Oct 20, 2015
An Almost Too Deep Vision of Tennis Hinders Character Development.
Story - 8
Story and characters go hand in hand. What helps or hurts one can also help or hurt the other. This story follows a "I must get better to win" concept that is at the competitive heart of most sports anime.
What it tries to do, it does well, but it doesn't try to do enough. The knowledge of tennis I gained from watching is really incredible. I went from knowing almost nothing to really understanding on a deep level what actual pros might think about during a match.
There are enough surprises and changes of pace
...
to keep you guessing, but during matches it can get very repetitive. I understand the need to build tension, but watching every single point of a set does get old when you aren't actually there.

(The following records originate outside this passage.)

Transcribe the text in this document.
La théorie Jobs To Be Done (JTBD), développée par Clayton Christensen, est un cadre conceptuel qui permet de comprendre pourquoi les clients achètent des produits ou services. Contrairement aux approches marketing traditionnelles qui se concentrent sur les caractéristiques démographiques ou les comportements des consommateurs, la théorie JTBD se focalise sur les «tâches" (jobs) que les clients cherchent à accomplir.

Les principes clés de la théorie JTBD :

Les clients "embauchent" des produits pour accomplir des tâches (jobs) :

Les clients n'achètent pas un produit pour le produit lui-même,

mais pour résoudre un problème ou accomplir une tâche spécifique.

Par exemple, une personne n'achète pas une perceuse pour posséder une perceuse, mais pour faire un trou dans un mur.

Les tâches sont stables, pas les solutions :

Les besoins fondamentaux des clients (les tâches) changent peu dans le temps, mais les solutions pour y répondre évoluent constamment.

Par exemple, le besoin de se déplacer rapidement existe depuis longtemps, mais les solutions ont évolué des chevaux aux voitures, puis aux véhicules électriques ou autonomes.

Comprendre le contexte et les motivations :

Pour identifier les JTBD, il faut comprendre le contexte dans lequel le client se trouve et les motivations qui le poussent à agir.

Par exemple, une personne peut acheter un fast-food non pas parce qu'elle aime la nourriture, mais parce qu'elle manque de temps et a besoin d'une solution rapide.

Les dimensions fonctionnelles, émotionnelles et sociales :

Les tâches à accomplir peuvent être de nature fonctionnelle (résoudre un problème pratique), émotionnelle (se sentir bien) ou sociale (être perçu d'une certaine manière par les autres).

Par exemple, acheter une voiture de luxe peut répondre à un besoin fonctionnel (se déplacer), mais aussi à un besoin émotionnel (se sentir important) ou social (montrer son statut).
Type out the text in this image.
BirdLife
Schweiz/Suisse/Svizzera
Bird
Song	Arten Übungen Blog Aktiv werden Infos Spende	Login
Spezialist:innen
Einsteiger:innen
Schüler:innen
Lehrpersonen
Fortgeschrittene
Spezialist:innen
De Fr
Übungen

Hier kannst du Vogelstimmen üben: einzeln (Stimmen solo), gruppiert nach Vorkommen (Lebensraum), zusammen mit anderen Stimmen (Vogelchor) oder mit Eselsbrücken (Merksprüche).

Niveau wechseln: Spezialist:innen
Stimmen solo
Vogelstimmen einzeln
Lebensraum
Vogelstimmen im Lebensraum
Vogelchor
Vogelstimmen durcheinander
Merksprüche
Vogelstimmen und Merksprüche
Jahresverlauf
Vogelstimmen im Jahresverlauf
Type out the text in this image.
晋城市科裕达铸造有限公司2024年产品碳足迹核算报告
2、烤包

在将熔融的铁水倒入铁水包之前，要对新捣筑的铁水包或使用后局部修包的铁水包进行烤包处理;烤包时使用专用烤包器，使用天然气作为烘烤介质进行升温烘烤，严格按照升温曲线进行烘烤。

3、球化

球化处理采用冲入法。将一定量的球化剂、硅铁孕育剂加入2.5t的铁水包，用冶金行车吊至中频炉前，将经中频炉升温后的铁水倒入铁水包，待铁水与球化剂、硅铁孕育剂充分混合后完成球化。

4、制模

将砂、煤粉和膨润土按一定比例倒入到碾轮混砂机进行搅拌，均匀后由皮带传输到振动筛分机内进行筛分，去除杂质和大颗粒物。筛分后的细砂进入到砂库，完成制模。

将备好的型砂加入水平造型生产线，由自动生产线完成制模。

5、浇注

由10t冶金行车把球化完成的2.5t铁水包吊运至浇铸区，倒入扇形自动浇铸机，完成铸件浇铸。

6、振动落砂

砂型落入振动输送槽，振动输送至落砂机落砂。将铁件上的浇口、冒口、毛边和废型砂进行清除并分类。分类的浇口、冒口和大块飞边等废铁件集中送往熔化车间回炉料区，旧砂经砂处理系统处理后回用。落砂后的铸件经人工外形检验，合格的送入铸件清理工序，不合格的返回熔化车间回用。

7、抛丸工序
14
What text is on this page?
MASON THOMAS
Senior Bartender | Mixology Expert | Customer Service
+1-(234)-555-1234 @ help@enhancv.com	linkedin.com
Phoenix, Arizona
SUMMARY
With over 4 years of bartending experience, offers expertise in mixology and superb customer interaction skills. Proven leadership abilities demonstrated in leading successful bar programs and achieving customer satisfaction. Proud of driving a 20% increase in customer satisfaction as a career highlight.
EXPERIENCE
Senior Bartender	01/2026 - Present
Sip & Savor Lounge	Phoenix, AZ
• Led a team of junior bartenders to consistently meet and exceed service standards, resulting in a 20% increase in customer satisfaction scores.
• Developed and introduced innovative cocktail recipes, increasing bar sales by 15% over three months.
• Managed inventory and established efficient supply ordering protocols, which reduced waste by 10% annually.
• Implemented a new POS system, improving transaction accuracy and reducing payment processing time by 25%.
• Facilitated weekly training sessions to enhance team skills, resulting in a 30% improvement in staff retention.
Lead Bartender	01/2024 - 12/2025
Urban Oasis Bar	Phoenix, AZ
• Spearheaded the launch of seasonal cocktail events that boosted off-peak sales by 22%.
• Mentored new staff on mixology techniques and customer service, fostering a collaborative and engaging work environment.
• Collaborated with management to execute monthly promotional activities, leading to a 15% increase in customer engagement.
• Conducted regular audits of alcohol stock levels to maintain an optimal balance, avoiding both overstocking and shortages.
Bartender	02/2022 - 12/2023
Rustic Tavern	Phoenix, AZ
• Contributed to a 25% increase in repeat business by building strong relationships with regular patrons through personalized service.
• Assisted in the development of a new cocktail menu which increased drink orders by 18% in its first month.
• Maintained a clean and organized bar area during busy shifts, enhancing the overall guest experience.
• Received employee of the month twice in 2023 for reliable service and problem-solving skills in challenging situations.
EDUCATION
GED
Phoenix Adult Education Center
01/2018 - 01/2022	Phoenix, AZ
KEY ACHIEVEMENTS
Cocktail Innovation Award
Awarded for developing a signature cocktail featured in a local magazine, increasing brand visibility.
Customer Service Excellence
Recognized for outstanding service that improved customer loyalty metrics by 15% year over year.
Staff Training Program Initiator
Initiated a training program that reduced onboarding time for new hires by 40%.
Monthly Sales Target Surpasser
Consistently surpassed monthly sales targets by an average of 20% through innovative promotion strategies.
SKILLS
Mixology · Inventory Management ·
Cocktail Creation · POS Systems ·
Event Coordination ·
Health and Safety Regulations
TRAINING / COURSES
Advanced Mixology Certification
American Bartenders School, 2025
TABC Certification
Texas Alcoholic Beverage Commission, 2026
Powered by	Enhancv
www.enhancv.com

The story does go a lot further than the first season, but it spends a bit too long to make each point. If it went a little quicker at some points, there would have been more room for other stories which could have developed the characters.
Character - 8
The enormous cast is really incredibly talented and well-designed. Like the story, the characters are all realistic, and almost every one provides good insights to tennis and life.
Unfortunately, many of the characters change very little. Ei-chan does change quite a bit, but many of the main supporting characters continue to fill the same old roles.
Although not necessarily a bad thing, the fact that the characters are so limited in what they do makes them close to one-dimensional. When a character is allowed to tell a different part of their own story, it is brief. Ei-chan takes too much screen time when others could have taken the spotlight for a while. Some characters are introduced and then completely forgotten, not only by the writers, but even by the characters themselves. The series could continue and make up these problems, but as of this season, it still falls short.
Art - 5
The design of the characters and settings is average. Maruo's notebooks can be quite detailed at times, but that is where most of the detail stops.
Most of the show happens on a tennis court. The players do change shirts between matches, but lots of the other shots are replayed. This is to be expected in a sports anime, but it is still repetitive. Sometimes the ball bounces somewhere it shouldn't - if it needs to be inside a box on a serve, it isn't always there, and some rallies have shots where the ball lands in the doubles boundary. It might be a clever way of inserting different court backgrounds to change the camera angle just enough so that some replayed cuts aren't as noticeable.
There are times where the art really shines, and actually tries to rise to great levels, but these are few and rushed, and lead back into more replayed cuts. One example is when a player is bouncing the ball before a serve, and the ball carries some of the court's dust up with it.
Sound - 7
Voice acting is top-notch. Game and environment sound is very good. There is enough variety in sound that I never thought I heard the same ball bounce twice in the entire show. But the soundtrack is lacking. This season's OP is the same as the first season. More songs could have been written instead of just re-using the same few over and over, but I suppose the budget was tight.
Enjoyment - 8
Overall - 7
As far as sports anime go, this one goes for it all and then some. The story and characters are a solid 8 or 9, doing a fine job to make the time enjoyable, but not quite complete. There aren't many times I actually laughed at a joke, but the character humor, while sparse, does get the job done. There aren't a lot of times that this show pulls your emotions in, but the depth of tennis makes up for it, especially for a sports anime. I hope that this show can get better by adding another season, because this season definitely improved on the first.